Harahan zoning board votes to oppose shopping center at Colonial site

Citing concerns about drainage, traffic and the amount of existing vacant commercial space, Harahan’s Planning and Zoning Board has recommended that the City Council reject a proposal to turn a portion of the former Colonial Golf and Country Club into a shopping center.

The recommendation is not binding on the council, which is expected to take up Oct. 17 the controversial plan to build on part of one of the largest expanses of green space remaining on the east bank of Jefferson Parish.

A two-hour meeting of the zoning board Wednesday night was frequently punctuated with cheers for residents opposing the project and boos and catcalls for attorney Jack Capella, who presented the plan on behalf of the developers and property owner.

Colonial is owned by John Georges, who also owns The New Orleans Advocate, and developer Wayne Ducote.

The shopping center would be built by Stirling Properties, which would purchase the rezoned portion of the land from Georges and Ducote if the proposal is approved by the city.

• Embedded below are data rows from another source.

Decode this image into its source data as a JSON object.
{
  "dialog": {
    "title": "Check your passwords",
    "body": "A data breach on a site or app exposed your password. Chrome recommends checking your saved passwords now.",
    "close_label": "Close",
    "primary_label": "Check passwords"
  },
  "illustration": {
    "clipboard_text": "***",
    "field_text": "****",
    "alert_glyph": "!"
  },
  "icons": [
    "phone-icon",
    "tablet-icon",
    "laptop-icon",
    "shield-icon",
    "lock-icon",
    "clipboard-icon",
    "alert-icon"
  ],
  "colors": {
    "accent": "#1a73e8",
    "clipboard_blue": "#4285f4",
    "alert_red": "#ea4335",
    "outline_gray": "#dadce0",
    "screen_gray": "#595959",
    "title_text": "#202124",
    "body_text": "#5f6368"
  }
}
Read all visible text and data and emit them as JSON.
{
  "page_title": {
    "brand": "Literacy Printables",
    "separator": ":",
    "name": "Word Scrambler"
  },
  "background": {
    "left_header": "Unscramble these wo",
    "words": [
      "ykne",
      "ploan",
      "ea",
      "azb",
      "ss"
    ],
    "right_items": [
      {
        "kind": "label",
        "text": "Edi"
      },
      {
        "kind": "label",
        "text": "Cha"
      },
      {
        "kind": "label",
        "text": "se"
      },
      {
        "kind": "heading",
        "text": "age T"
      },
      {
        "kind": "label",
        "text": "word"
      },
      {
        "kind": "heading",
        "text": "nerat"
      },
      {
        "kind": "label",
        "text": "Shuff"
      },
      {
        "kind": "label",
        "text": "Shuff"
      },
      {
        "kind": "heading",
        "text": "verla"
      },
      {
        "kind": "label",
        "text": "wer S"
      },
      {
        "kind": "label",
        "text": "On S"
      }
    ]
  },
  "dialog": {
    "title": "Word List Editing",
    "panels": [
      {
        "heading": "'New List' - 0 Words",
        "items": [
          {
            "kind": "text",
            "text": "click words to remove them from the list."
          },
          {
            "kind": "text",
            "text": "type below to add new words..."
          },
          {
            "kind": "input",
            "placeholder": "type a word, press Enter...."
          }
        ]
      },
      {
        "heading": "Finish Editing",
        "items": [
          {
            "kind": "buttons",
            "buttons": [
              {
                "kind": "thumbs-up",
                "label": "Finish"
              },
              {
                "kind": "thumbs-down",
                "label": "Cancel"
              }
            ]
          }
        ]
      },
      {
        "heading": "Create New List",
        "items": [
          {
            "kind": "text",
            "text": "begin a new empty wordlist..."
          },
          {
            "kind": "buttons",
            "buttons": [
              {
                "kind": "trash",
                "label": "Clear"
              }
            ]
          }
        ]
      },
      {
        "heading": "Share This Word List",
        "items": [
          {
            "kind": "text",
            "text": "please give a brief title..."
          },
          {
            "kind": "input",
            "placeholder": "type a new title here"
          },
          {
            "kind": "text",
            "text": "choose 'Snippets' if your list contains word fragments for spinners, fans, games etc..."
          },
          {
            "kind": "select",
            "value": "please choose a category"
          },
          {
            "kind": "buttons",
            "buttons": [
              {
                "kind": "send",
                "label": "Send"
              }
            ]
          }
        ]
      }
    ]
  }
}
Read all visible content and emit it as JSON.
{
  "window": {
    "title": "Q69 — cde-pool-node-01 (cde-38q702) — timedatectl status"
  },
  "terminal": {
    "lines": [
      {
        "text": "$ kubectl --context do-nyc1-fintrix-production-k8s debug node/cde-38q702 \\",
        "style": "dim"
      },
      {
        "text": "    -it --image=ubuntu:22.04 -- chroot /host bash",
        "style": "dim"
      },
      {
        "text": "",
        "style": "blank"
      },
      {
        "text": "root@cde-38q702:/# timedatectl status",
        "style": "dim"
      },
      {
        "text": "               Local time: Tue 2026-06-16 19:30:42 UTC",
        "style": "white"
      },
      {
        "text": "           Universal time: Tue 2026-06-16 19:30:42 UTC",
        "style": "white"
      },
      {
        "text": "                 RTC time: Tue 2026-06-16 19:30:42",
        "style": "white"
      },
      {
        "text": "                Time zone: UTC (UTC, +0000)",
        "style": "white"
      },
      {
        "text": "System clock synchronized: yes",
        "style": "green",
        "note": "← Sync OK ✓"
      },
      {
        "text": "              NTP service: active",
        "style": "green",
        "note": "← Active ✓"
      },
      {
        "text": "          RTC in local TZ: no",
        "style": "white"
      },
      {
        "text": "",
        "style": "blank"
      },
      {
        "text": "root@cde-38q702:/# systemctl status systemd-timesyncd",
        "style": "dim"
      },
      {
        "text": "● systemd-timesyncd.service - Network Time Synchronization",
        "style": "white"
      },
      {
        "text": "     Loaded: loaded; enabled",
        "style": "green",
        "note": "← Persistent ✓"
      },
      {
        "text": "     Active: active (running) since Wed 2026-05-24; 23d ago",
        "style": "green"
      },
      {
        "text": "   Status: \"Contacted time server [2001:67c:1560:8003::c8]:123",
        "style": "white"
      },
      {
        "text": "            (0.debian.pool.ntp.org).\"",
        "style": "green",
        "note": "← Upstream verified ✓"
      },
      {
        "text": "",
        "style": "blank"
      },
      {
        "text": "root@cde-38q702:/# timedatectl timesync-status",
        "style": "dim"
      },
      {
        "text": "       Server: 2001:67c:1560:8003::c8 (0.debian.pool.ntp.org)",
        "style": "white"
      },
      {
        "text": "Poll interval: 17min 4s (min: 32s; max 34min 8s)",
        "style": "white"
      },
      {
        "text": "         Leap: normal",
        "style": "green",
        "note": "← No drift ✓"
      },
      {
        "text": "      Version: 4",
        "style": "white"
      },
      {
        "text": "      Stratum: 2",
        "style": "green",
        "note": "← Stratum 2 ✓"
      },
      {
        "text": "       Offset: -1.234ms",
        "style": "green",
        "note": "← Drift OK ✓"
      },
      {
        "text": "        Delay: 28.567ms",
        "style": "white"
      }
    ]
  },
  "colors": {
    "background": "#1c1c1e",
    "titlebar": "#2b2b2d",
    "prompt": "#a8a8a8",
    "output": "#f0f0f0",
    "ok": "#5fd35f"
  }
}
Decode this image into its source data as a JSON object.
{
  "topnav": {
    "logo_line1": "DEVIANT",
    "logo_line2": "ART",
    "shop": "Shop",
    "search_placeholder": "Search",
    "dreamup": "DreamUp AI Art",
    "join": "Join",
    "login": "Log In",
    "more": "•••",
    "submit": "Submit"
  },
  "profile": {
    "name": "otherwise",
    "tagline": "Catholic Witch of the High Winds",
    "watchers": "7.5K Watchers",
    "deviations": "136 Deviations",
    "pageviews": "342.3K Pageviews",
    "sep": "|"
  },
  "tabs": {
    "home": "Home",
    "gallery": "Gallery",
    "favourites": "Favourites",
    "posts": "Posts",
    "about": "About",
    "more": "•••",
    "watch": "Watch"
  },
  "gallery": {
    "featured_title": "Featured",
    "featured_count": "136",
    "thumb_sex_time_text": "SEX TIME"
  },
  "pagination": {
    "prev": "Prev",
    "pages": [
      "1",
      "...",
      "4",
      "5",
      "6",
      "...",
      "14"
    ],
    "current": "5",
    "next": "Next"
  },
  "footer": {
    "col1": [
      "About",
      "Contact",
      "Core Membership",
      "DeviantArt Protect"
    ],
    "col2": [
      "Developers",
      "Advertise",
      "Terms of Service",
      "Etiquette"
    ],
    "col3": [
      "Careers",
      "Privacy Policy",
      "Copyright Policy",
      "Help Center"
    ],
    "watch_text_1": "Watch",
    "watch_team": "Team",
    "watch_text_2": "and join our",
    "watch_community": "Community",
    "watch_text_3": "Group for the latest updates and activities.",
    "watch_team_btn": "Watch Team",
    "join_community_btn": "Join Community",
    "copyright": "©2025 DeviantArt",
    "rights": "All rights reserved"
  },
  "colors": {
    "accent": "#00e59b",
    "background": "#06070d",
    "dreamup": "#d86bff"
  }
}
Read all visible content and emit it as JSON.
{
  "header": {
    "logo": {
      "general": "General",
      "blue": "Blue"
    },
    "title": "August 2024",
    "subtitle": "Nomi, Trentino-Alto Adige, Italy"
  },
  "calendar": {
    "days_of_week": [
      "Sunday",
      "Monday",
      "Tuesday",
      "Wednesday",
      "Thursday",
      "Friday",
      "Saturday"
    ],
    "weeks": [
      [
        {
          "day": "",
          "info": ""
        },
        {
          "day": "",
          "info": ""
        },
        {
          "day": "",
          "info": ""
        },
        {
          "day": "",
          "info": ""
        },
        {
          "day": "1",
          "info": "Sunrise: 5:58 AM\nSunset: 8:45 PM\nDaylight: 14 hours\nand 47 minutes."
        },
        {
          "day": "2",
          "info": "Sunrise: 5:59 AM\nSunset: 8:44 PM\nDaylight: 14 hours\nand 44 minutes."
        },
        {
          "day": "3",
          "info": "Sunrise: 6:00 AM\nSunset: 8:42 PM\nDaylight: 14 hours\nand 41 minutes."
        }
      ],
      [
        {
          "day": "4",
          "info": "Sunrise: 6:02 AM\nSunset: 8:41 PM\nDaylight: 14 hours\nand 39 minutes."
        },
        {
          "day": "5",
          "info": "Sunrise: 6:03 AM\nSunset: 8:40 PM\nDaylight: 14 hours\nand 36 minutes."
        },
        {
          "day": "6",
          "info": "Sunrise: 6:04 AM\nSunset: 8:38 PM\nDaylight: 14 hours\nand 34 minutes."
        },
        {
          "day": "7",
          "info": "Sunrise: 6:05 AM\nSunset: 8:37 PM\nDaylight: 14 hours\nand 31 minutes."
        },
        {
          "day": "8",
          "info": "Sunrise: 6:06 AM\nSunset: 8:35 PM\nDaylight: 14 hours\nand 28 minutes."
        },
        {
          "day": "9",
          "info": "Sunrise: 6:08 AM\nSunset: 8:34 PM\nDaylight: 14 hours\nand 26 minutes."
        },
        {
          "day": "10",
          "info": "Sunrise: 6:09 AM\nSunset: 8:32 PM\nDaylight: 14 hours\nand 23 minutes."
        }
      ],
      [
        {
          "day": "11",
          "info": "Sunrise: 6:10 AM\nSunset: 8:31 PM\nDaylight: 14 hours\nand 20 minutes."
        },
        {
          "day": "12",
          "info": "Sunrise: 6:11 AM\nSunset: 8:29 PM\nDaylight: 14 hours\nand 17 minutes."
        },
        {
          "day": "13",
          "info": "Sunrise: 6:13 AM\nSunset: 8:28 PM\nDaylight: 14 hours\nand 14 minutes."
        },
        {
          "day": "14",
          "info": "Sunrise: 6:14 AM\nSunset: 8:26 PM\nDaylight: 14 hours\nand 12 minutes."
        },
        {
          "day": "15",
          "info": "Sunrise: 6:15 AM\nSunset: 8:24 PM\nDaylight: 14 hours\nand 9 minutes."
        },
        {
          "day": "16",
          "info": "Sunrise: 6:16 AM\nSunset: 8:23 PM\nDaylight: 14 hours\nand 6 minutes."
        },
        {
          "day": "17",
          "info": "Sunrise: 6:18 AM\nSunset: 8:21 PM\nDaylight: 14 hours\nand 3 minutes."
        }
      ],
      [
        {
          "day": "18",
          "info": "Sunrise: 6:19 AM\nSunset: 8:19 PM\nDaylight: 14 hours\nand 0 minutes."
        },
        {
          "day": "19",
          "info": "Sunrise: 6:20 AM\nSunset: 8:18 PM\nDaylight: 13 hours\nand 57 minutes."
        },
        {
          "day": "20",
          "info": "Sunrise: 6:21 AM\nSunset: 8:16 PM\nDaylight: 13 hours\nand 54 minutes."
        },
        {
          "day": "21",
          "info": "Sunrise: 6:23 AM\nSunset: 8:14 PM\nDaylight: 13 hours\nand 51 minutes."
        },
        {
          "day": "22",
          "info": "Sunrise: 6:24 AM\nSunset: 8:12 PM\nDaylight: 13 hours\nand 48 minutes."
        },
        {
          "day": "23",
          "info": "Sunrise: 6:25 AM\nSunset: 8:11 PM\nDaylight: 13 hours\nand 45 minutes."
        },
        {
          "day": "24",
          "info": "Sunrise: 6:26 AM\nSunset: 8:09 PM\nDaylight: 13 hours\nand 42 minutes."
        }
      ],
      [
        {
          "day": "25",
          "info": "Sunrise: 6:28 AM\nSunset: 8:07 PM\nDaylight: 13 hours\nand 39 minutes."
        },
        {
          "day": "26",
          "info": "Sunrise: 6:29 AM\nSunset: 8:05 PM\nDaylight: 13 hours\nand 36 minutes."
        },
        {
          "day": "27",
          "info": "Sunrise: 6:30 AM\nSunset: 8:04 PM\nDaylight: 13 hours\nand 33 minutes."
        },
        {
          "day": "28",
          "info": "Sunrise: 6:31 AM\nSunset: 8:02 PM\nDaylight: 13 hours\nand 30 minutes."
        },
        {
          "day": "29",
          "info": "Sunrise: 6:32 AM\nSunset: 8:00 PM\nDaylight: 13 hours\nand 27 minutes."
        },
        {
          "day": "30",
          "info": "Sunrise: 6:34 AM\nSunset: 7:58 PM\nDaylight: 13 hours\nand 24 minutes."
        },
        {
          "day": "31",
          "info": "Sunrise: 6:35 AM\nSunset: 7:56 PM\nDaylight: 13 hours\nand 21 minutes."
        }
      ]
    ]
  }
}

Throughout the meeting, concerns over the proposal’s impact on nearby neighborhoods dominated the discussion.

Ashley Cambre, a resident who presented a detailed slide show of flooding issues in neighborhoods near the former golf course, drew comparisons to other major developments in the city to argue that replacing green space with concrete would lead to more problems. City regulations are supposed to prevent developers from worsening drainage in the area, Cambre said.

“When Wal-Mart developed all this, this hadn’t flooded as much as it does now,” he said. “Wal-Mart actually had to comply to drainage laws the same way Stirling has to comply to those laws.”

Capella said the developers would commit to improving drainage in the area, even if it means a “pump to the river” project to drain water from the area.

“We’re going to build something that is not going to flood this area,” he said.

Stirling’s proposal would allow the construction of a shopping center — which it has said would include a high-end grocery, bank and other stores — on 15 acres of the 88-acre site.

Another 15 acres would be used for retention ponds and drainage and would be deed-restricted so that nothing else could be developed on it.

Georges has said he and Ducote plan to keep about 20 acres for their personal use.

The fate of the rest of the property is uncertain, though Georges sent a letter to city officials last month promising to try to find a government entity or philanthropist who would buy the property and maintain it as a park.

Developers are asking for two changes in the legal status of the Colonial site: a resubdivision to divide the 15-acre section that would house the shopping center from the rest of the property, and a rezoning to change those 15 acres from residential to commercial.

A motion to recommend the council approve the resubdivision failed by a 4-5 vote Wednesday night. A second vote to recommend denial of the rezoning was approved by a 7-2 vote.

In addition to flooding issues, residents at the meeting raised concerns about how traffic at the development would impact nearby neighborhoods, particularly if the traffic light at Halsey Avenue and Jefferson Highway is removed, as would be required under the plan.

Danny Flynn, a resident opposed to the project, described Colonial’s recent history as a series of showdowns between neighbors and “one millionaire after another” who wants to develop it.

“You have a great city, a city plan that we paid $75,000 for,” Flynn said, arguing that the zoning should not be changed. “You know what the people of Harahan want: They want residential development.”

Board member Patrick Peppo put forward the motion to allow the resubdivision, with the condition that it would include the “pump to the river” project to improve drainage.

“In my heart of hearts, I believe 15 acres of commercial with ‘pump to the river’ is the best deal we’re going to get,” Peppo said.

But others on the board said they could not vote for the project because of fear it would cause problems for nearby communities.